Before I get into my appointment today, I am going to go back a bit. Last time I saw Lindsey, my dietitian, she told me to up my protein and do some weight/resistance exercises. Sure, no problem! Yep, never did it. In fact, I have even decreased my food intake which probably sabotaged my metabolism. Instead of the 5 meals or snacks a day I am down to 3.
See Lindsey, I am coming clean!
I went in today for a weigh in and Dr appointment. The nurse called me back and we went directly to the scale. I was down 4 lbs. I wanted to be down 6, but 4 is OK. The nurse is cute and says not to be too hard on myself. After all it was Thanksgiving. I didn’t have the heart to tell her that I barely ate and that it was probably the damn wine! I am still not up to par with what my averages were previously. (But seriously, that is a mental issue with me. I get a number in my head and get sad if I don’t get it.) She took me into the office and did a blood pressure check. That was down a bit too. 68/96 I can’t complain at all!
Then she asked me if I had put on the 20 lb body suit yet? Umm…no. What’s a 20 lb body suit? She hops up and goes to get it. It is a vest that you put on backwards and it has this layer of rubbery plastic that wraps around your abdomen. IT’S HEAVY!! I was just dumbfounded! I carried that around all day, every day! And to see how much of the disgusting yellow rubbery stuff there was, well there aren’t enough words to tell you how gross that made me feel! She giggles and says that I should ignore the numbers and not let it get to me because I have gotten rid of more than this suit contains!

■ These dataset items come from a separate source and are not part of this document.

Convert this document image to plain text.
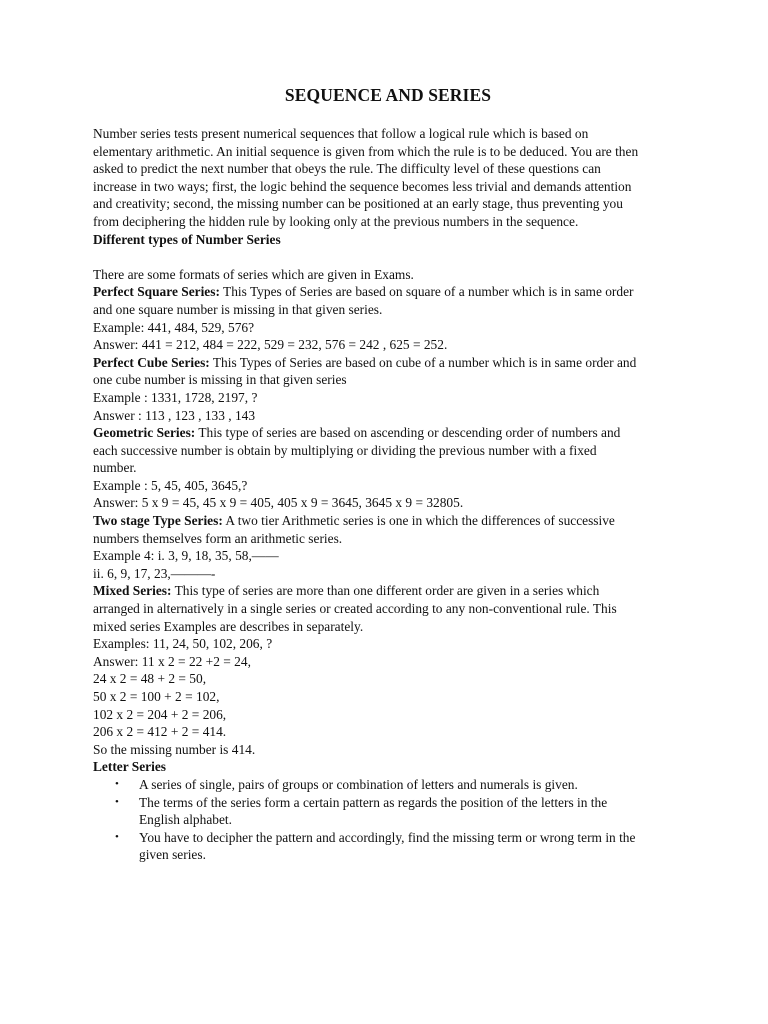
SEQUENCE AND SERIES
Number series tests present numerical sequences that follow a logical rule which is based on
elementary arithmetic. An initial sequence is given from which the rule is to be deduced. You are then
asked to predict the next number that obeys the rule. The difficulty level of these questions can
increase in two ways; first, the logic behind the sequence becomes less trivial and demands attention
and creativity; second, the missing number can be positioned at an early stage, thus preventing you
from deciphering the hidden rule by looking only at the previous numbers in the sequence.
Different types of Number Series
There are some formats of series which are given in Exams.
Perfect Square Series: This Types of Series are based on square of a number which is in same order
and one square number is missing in that given series.
Example: 441, 484, 529, 576?
Answer: 441 = 212, 484 = 222, 529 = 232, 576 = 242 , 625 = 252.
Perfect Cube Series: This Types of Series are based on cube of a number which is in same order and
one cube number is missing in that given series
Example : 1331, 1728, 2197, ?
Answer : 113 , 123 , 133 , 143
Geometric Series: This type of series are based on ascending or descending order of numbers and
each successive number is obtain by multiplying or dividing the previous number with a fixed
number.
Example : 5, 45, 405, 3645,?
Answer: 5 x 9 = 45, 45 x 9 = 405, 405 x 9 = 3645, 3645 x 9 = 32805.
Two stage Type Series: A two tier Arithmetic series is one in which the differences of successive
numbers themselves form an arithmetic series.
Example 4: i. 3, 9, 18, 35, 58,——
ii. 6, 9, 17, 23,———-
Mixed Series: This type of series are more than one different order are given in a series which
arranged in alternatively in a single series or created according to any non-conventional rule. This
mixed series Examples are describes in separately.
Examples: 11, 24, 50, 102, 206, ?
Answer: 11 x 2 = 22 +2 = 24,
24 x 2 = 48 + 2 = 50,
50 x 2 = 100 + 2 = 102,
102 x 2 = 204 + 2 = 206,
206 x 2 = 412 + 2 = 414.
So the missing number is 414.
Letter Series
• A series of single, pairs of groups or combination of letters and numerals is given.
• The terms of the series form a certain pattern as regards the position of the letters in the
English alphabet.
• You have to decipher the pattern and accordingly, find the missing term or wrong term in the
given series.
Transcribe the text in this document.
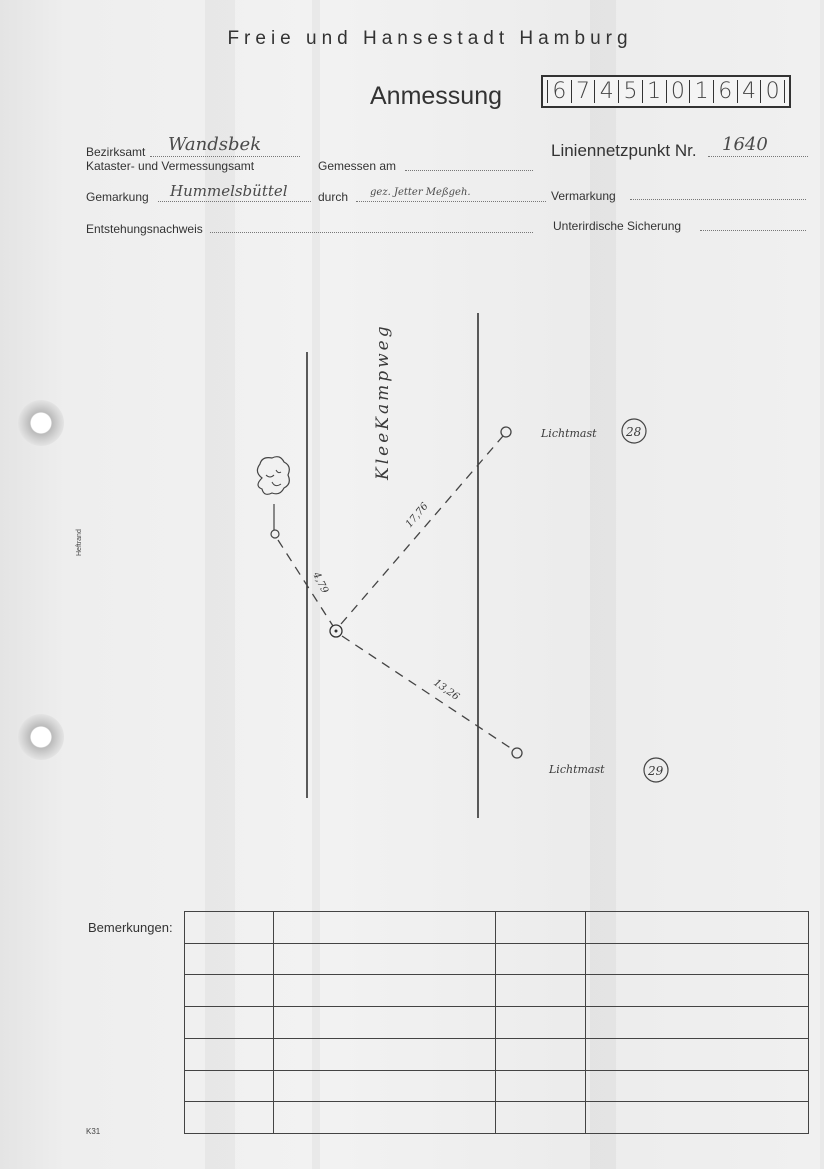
Heftrand
Freie und Hansestadt Hamburg
Anmessung 6 7 4 5 1 0 1 6 4 0
Bezirksamt Wandsbek
Kataster- und Vermessungsamt	Gemessen am
Gemarkung Hummelsbüttel	durch gez. Jetter Meßgeh.
Entstehungsnachweis
Liniennetzpunkt Nr. 1640
Vermarkung
Unterirdische Sicherung
KleeKampweg
4,79
17,76
13,26
Lichtmast 28
Lichtmast	29
Bemerkungen:

K31
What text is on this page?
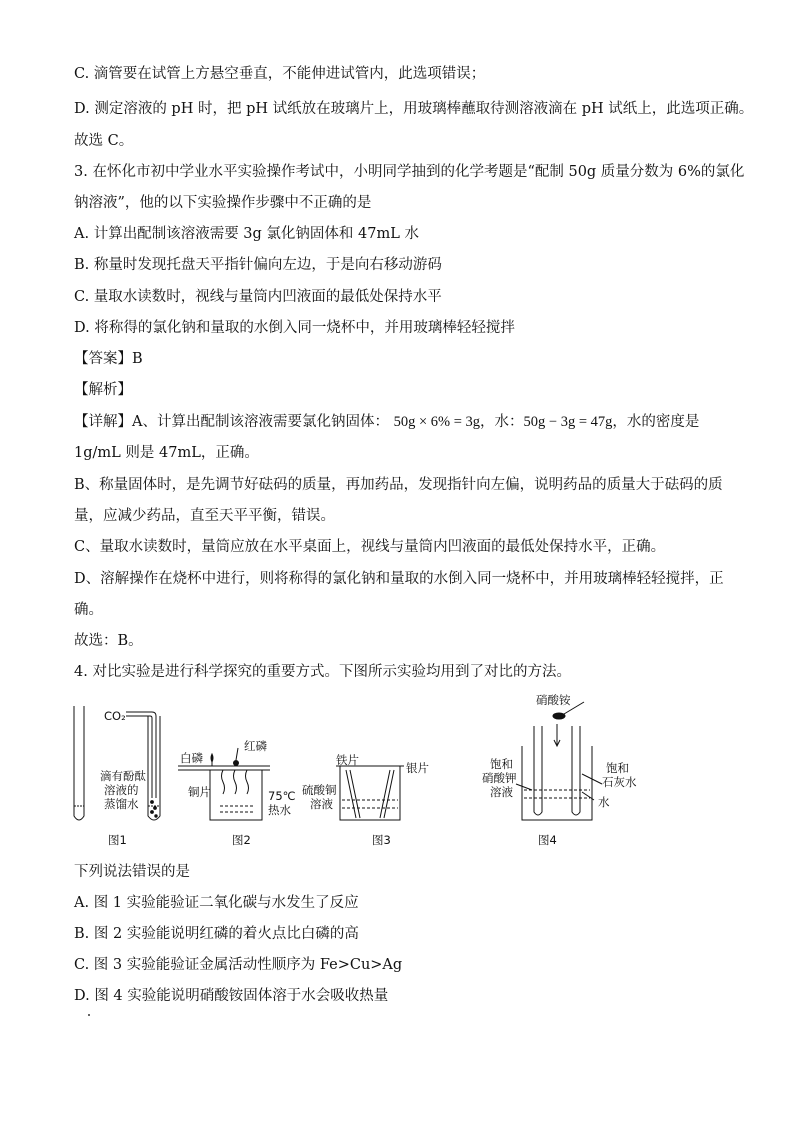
C. 滴管要在试管上方悬空垂直，不能伸进试管内，此选项错误；
D. 测定溶液的 pH 时，把 pH 试纸放在玻璃片上，用玻璃棒蘸取待测溶液滴在 pH 试纸上，此选项正确。
故选 C。
3. 在怀化市初中学业水平实验操作考试中，小明同学抽到的化学考题是“配制 50g 质量分数为 6%的氯化
钠溶液”，他的以下实验操作步骤中不正确的是
A. 计算出配制该溶液需要 3g 氯化钠固体和 47mL 水
B. 称量时发现托盘天平指针偏向左边，于是向右移动游码
C. 量取水读数时，视线与量筒内凹液面的最低处保持水平
D. 将称得的氯化钠和量取的水倒入同一烧杯中，并用玻璃棒轻轻搅拌
【答案】B
【解析】
【详解】A、计算出配制该溶液需要氯化钠固体： 50g × 6% = 3g，水：50g − 3g = 47g，水的密度是
1g/mL 则是 47mL，正确。
B、称量固体时，是先调节好砝码的质量，再加药品，发现指针向左偏，说明药品的质量大于砝码的质
量，应减少药品，直至天平平衡，错误。
C、量取水读数时，量筒应放在水平桌面上，视线与量筒内凹液面的最低处保持水平，正确。
D、溶解操作在烧杯中进行，则将称得的氯化钠和量取的水倒入同一烧杯中，并用玻璃棒轻轻搅拌，正
确。
故选：B。
4. 对比实验是进行科学探究的重要方式。下图所示实验均用到了对比的方法。
CO₂
滴有酚酞
溶液的
蒸馏水
图1
红磷
白磷
铜片	75℃
热水
图2
铁片
银片
硫酸铜
溶液
图3
硝酸铵
饱和
硝酸钾
溶液
饱和
石灰水
水
图4
下列说法错误的是
A. 图 1 实验能验证二氧化碳与水发生了反应
B. 图 2 实验能说明红磷的着火点比白磷的高
C. 图 3 实验能验证金属活动性顺序为 Fe>Cu>Ag
D. 图 4 实验能说明硝酸铵固体溶于水会吸收热量
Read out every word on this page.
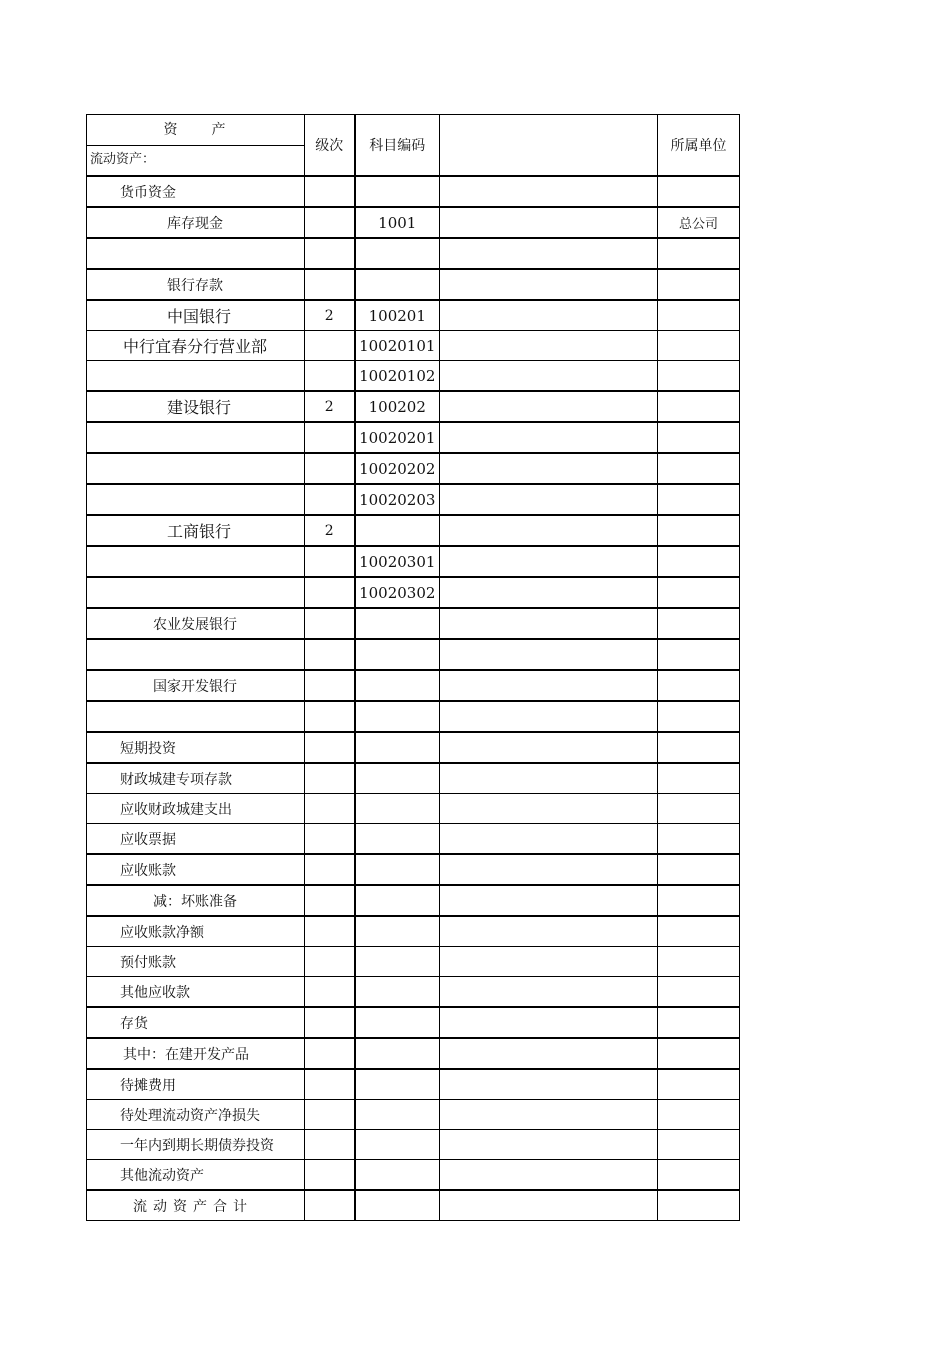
资　　产
流动资产：	级次	科目编码		所属单位

货币资金				

库存现金		1001		总公司

银行存款				

中国银行	2	100201		

中行宜春分行营业部		10020101		

		10020102		

建设银行	2	100202		

		10020201		

		10020202		

		10020203		

工商银行	2			

		10020301		

		10020302		

农业发展银行				

国家开发银行				

短期投资				

财政城建专项存款				

应收财政城建支出				

应收票据				

应收账款				

减：坏账准备				

应收账款净额				

预付账款				

其他应收款				

存货				

其中：在建开发产品				

待摊费用				

待处理流动资产净损失				

一年内到期长期债券投资				

其他流动资产				

流动资产合计				
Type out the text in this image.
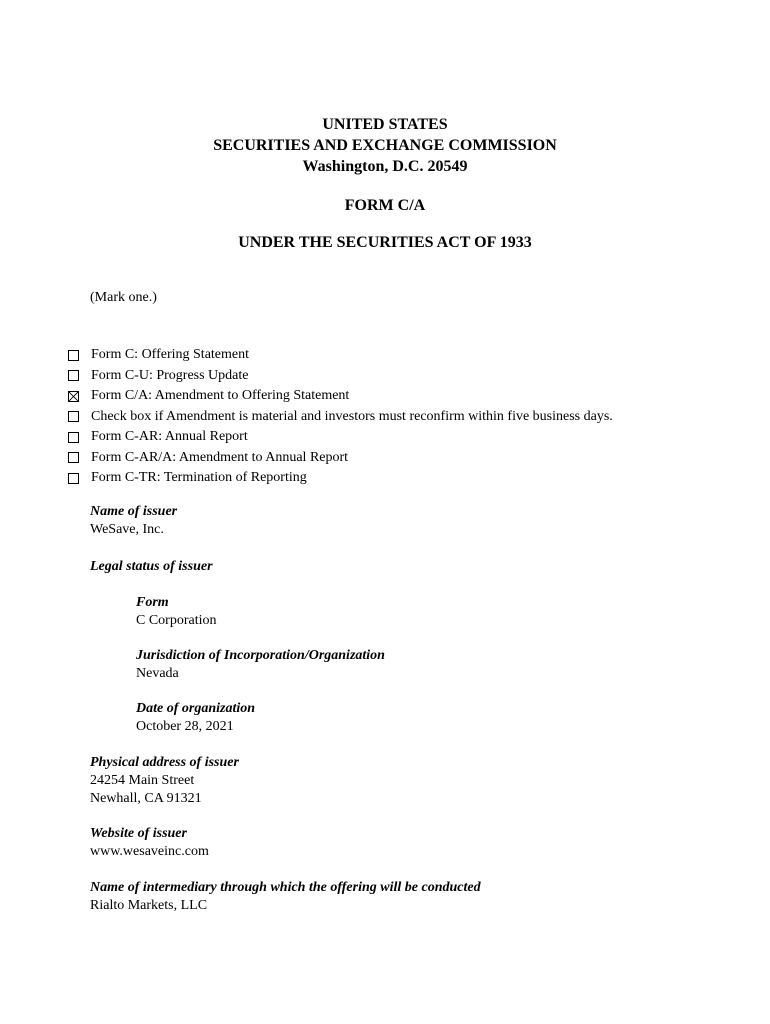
UNITED STATES
SECURITIES AND EXCHANGE COMMISSION
Washington, D.C. 20549
FORM C/A
UNDER THE SECURITIES ACT OF 1933
(Mark one.)
Form C: Offering Statement
Form C-U: Progress Update
Form C/A: Amendment to Offering Statement
Check box if Amendment is material and investors must reconfirm within five business days.
Form C-AR: Annual Report
Form C-AR/A: Amendment to Annual Report
Form C-TR: Termination of Reporting
Name of issuer
WeSave, Inc.
Legal status of issuer
Form
C Corporation
Jurisdiction of Incorporation/Organization
Nevada
Date of organization
October 28, 2021
Physical address of issuer
24254 Main Street
Newhall, CA 91321
Website of issuer
www.wesaveinc.com
Name of intermediary through which the offering will be conducted
Rialto Markets, LLC
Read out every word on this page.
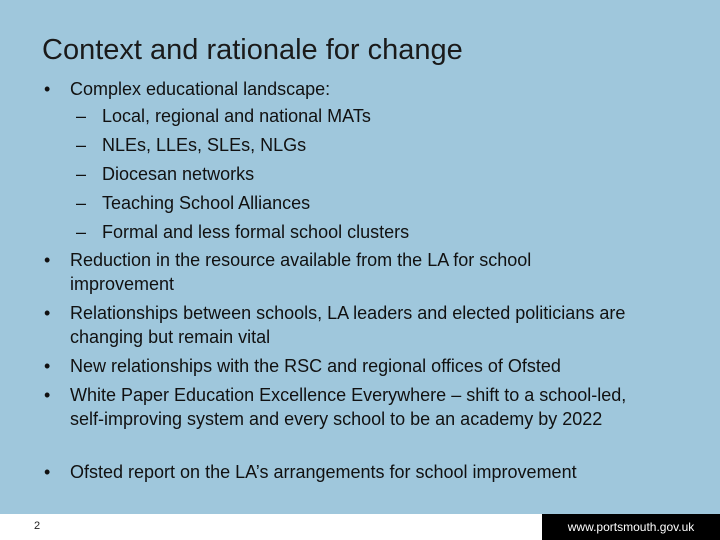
Context and rationale for change
• Complex educational landscape:
– Local, regional and national MATs
– NLEs, LLEs, SLEs, NLGs
– Diocesan networks
– Teaching School Alliances
– Formal and less formal school clusters
• Reduction in the resource available from the LA for school improvement
• Relationships between schools, LA leaders and elected politicians are changing but remain vital
• New relationships with the RSC and regional offices of Ofsted
• White Paper Education Excellence Everywhere – shift to a school-led, self-improving system and every school to be an academy by 2022
• Ofsted report on the LA’s arrangements for school improvement
2	www.portsmouth.gov.uk
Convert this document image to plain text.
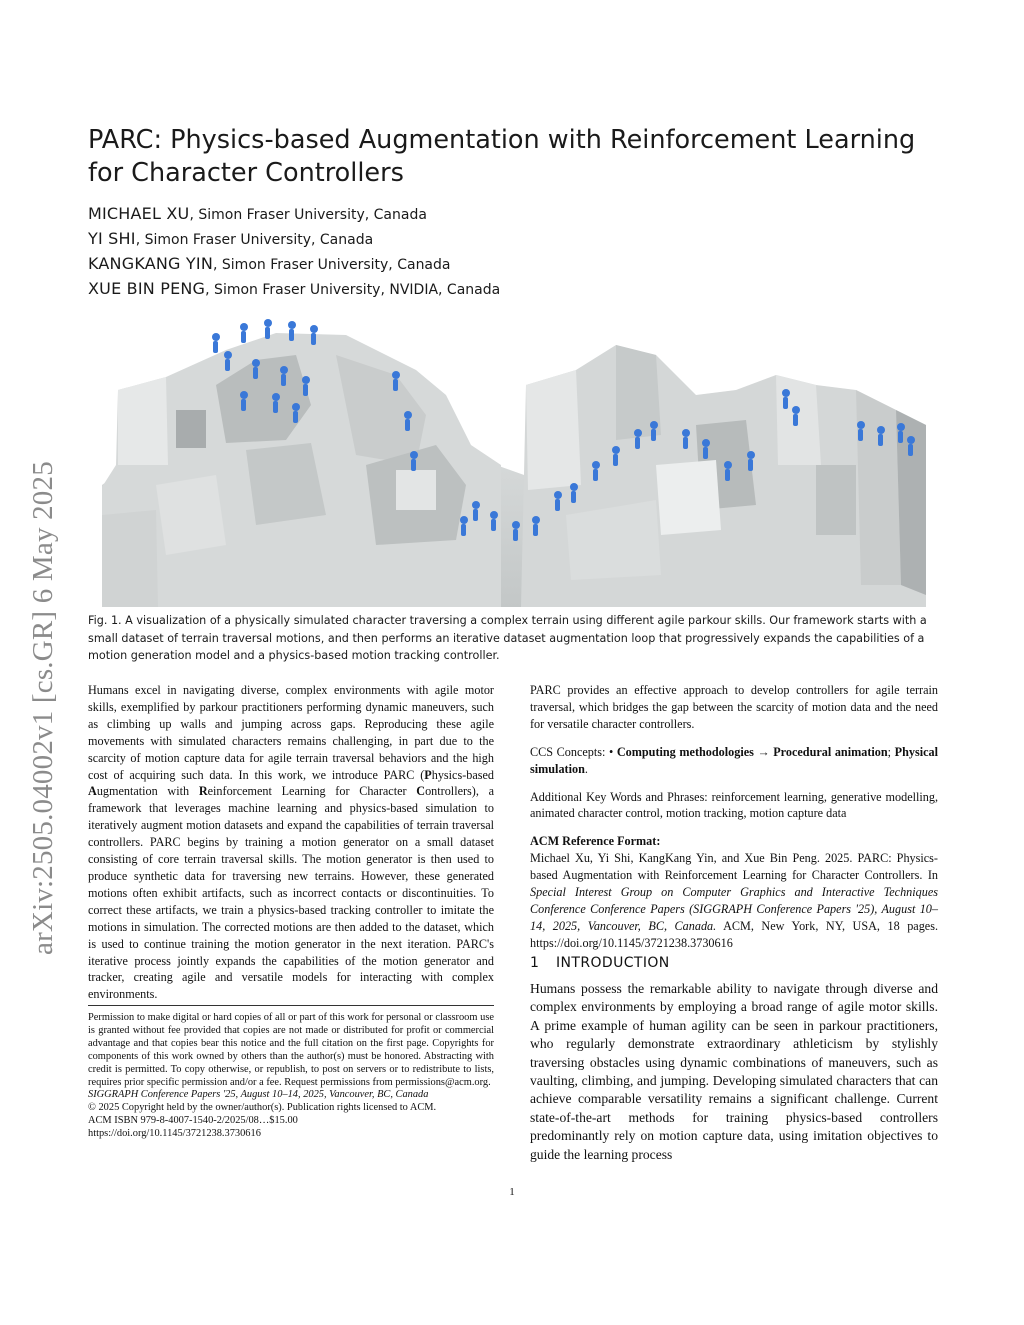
arXiv:2505.04002v1 [cs.GR] 6 May 2025
PARC: Physics-based Augmentation with Reinforcement Learning for Character Controllers
MICHAEL XU, Simon Fraser University, Canada
YI SHI, Simon Fraser University, Canada
KANGKANG YIN, Simon Fraser University, Canada
XUE BIN PENG, Simon Fraser University, NVIDIA, Canada

Fig. 1. A visualization of a physically simulated character traversing a complex terrain using different agile parkour skills. Our framework starts with a small dataset of terrain traversal motions, and then performs an iterative dataset augmentation loop that progressively expands the capabilities of a motion generation model and a physics-based motion tracking controller.

Humans excel in navigating diverse, complex environments with agile motor skills, exemplified by parkour practitioners performing dynamic maneuvers, such as climbing up walls and jumping across gaps. Reproducing these agile movements with simulated characters remains challenging, in part due to the scarcity of motion capture data for agile terrain traversal behaviors and the high cost of acquiring such data. In this work, we introduce PARC (Physics-based Augmentation with Reinforcement Learning for Character Controllers), a framework that leverages machine learning and physics-based simulation to iteratively augment motion datasets and expand the capabilities of terrain traversal controllers. PARC begins by training a motion generator on a small dataset consisting of core terrain traversal skills. The motion generator is then used to produce synthetic data for traversing new terrains. However, these generated motions often exhibit artifacts, such as incorrect contacts or discontinuities. To correct these artifacts, we train a physics-based tracking controller to imitate the motions in simulation. The corrected motions are then added to the dataset, which is used to continue training the motion generator in the next iteration. PARC's iterative process jointly expands the capabilities of the motion generator and tracker, creating agile and versatile models for interacting with complex environments.

PARC provides an effective approach to develop controllers for agile terrain traversal, which bridges the gap between the scarcity of motion data and the need for versatile character controllers.

CCS Concepts: • Computing methodologies → Procedural animation; Physical simulation.

Additional Key Words and Phrases: reinforcement learning, generative modelling, animated character control, motion tracking, motion capture data

ACM Reference Format:
Michael Xu, Yi Shi, KangKang Yin, and Xue Bin Peng. 2025. PARC: Physics-based Augmentation with Reinforcement Learning for Character Controllers. In Special Interest Group on Computer Graphics and Interactive Techniques Conference Conference Papers (SIGGRAPH Conference Papers '25), August 10–14, 2025, Vancouver, BC, Canada. ACM, New York, NY, USA, 18 pages. https://doi.org/10.1145/3721238.3730616
Permission to make digital or hard copies of all or part of this work for personal or classroom use is granted without fee provided that copies are not made or distributed for profit or commercial advantage and that copies bear this notice and the full citation on the first page. Copyrights for components of this work owned by others than the author(s) must be honored. Abstracting with credit is permitted. To copy otherwise, or republish, to post on servers or to redistribute to lists, requires prior specific permission and/or a fee. Request permissions from permissions@acm.org.
SIGGRAPH Conference Papers '25, August 10–14, 2025, Vancouver, BC, Canada
© 2025 Copyright held by the owner/author(s). Publication rights licensed to ACM.
ACM ISBN 979-8-4007-1540-2/2025/08…$15.00
https://doi.org/10.1145/3721238.3730616
1 INTRODUCTION

Humans possess the remarkable ability to navigate through diverse and complex environments by employing a broad range of agile motor skills. A prime example of human agility can be seen in parkour practitioners, who regularly demonstrate extraordinary athleticism by stylishly traversing obstacles using dynamic combinations of maneuvers, such as vaulting, climbing, and jumping. Developing simulated characters that can achieve comparable versatility remains a significant challenge. Current state-of-the-art methods for training physics-based controllers predominantly rely on motion capture data, using imitation objectives to guide the learning process

1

I decided that I really liked her!
A couple seconds later the Dr comes in and goes over the new info. He laughs and says that he saw the nurse in the hall with the suit, what did I think of that?! He did the math and told me that my numbers were fine and that I would find that I may struggle more as my weight goes down. It seems that I have been losing about 7 lbs a month overall. And realistically, that’s probably closer to how I put it on. He wants me to do resistance training and told me that I have a month to fix the lean mass numbers before Lindsey gets a hold of me! 

He did ask me about my bra size.  I found that a little unnerving.  He seemed to notice that my bra, or rather, cup size had not gotten any smaller.  If, when my weight loss is all done and I have reached my goal I need to have a breast reduction so that I am a little better proportioned, he will arrange that for me.  I suppose I should be grateful but it kinda weirded me out a little.  Probably because I hadn't thought about it at all.
What it all boils down to is me. How bad do I want this? Am I willing to kick it in to gear? Am I willing to increase my protein and start crunching and lifting?  I am!  Tonight, after I got back from church, I pulled out my little dumbbells and used them and did some crunches.  

I will have to set a time, maybe even put it in my phone calendar. I will have to make a change in my life and give myself the time that I will need to get it done. In the whole scheme of things, it is a pretty small thing to do. 

I am grateful for my family and friends.  I have some great support!
I am grateful for Erin's dance stdio and how much they see in her.
I am grateful for the girls in my confirmation group.  They bring a smile to my  face!

1 comment:

  1. You are doing great, I am so proud of you. About the breast reduction I totally understand but I think your husband would be uber sad.